Finland has approved the construction of the world’s first permanent nuclear waste disposal facility, which will be able to store the waste for 100,000 years. Built into bedrock, the facility will consist of underground tunnels at depths of between 400 and 450 meters (1,300 – 1,480 feet), which have already been built while engineers were looking into the feasibility of the project. It is estimated that the facility will be able to hold 6,500 tonnes (7,165 tons) of high-level nuclear waste when completed.
Nuclear waste can be divided into three categories: low, intermediate and high-level waste. Low-level waste contains mostly short-lived radioactivity and comes from places like hospitals – usually consisting of paper, clothing, tools and such – and is typically buried. Intermediate-level waste is usually resins and chemical sludge, as well as material from reactor decommissioning, and is normally solidified in concrete or bitumen.
High-level waste is the nasty stuff. This is what remains from the “burning” of uranium, and due to the decay heat, usually needs cooling and shielding. There are currently around 240,000 tonnes (264,555 tons) of used high-level nuclear waste in storage, most of which is still at the site at which it was created. Around 90 percent of this waste is currently held at the bottom of storage ponds covered by between seven and 12 meters (23 – 40 feet) of water. The newly approved site in Finland will encapsulate the fuel in copper-lined containers, cache it in the tunnels, and then seal it in with bentonite clay, a volcanic ash that expands when mixed with water.
Finland currently has four nuclear reactors up and running, which supply 30 percent of the country’s energy, with the rest of the nation’s electricity demand being met by coal and gas from Russia and Poland. The country is also building a fifth nuclear power reactor that, when it was approved in 2002, was the first new nuclear unit to be given the go-ahead in Europe for more than a decade. It has not, however, been without controversy.

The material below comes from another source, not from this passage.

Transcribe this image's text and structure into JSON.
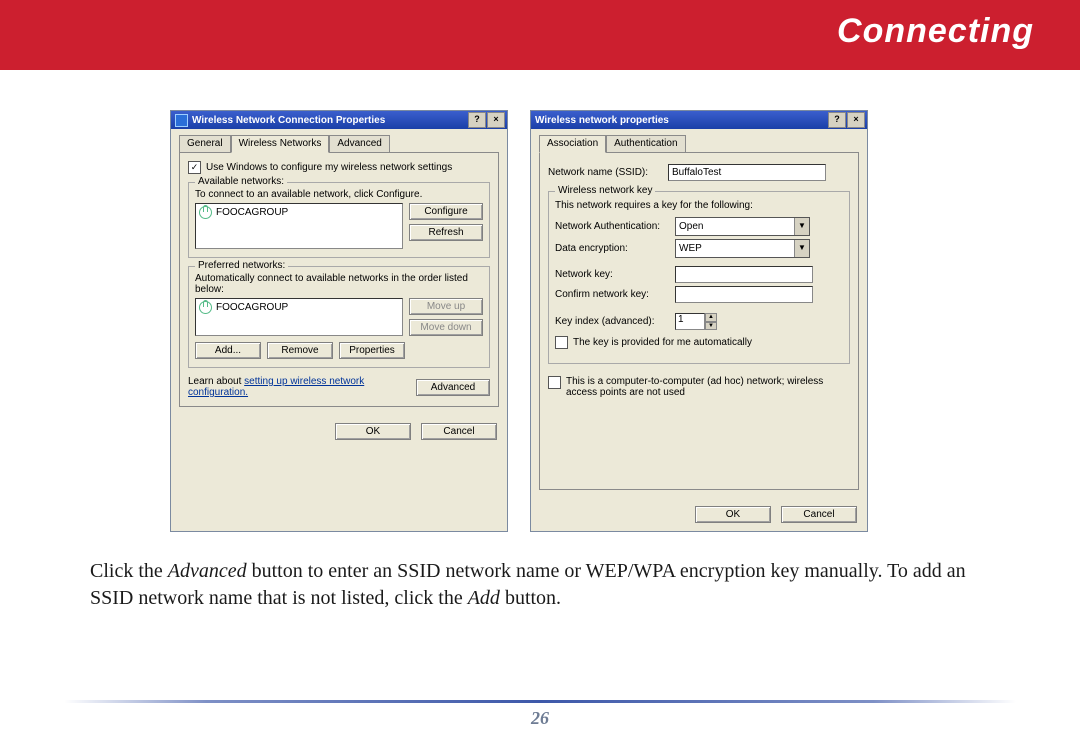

Expected to have been completed in 2009, the new reactor, called Olkiluoto 3, still hasn’t been built and has overrun considerably on cost. Expected to finally reach completion in 2018, it’s likely to come in at around £2.7 billion ($4.2 billion) over budget. Ironically, the plant was supposed to be a model construction showcasing how the Generation III reactor can be safe, affordable and delivered on time, which would allow similar reactors to be rolled out across the rest of Europe.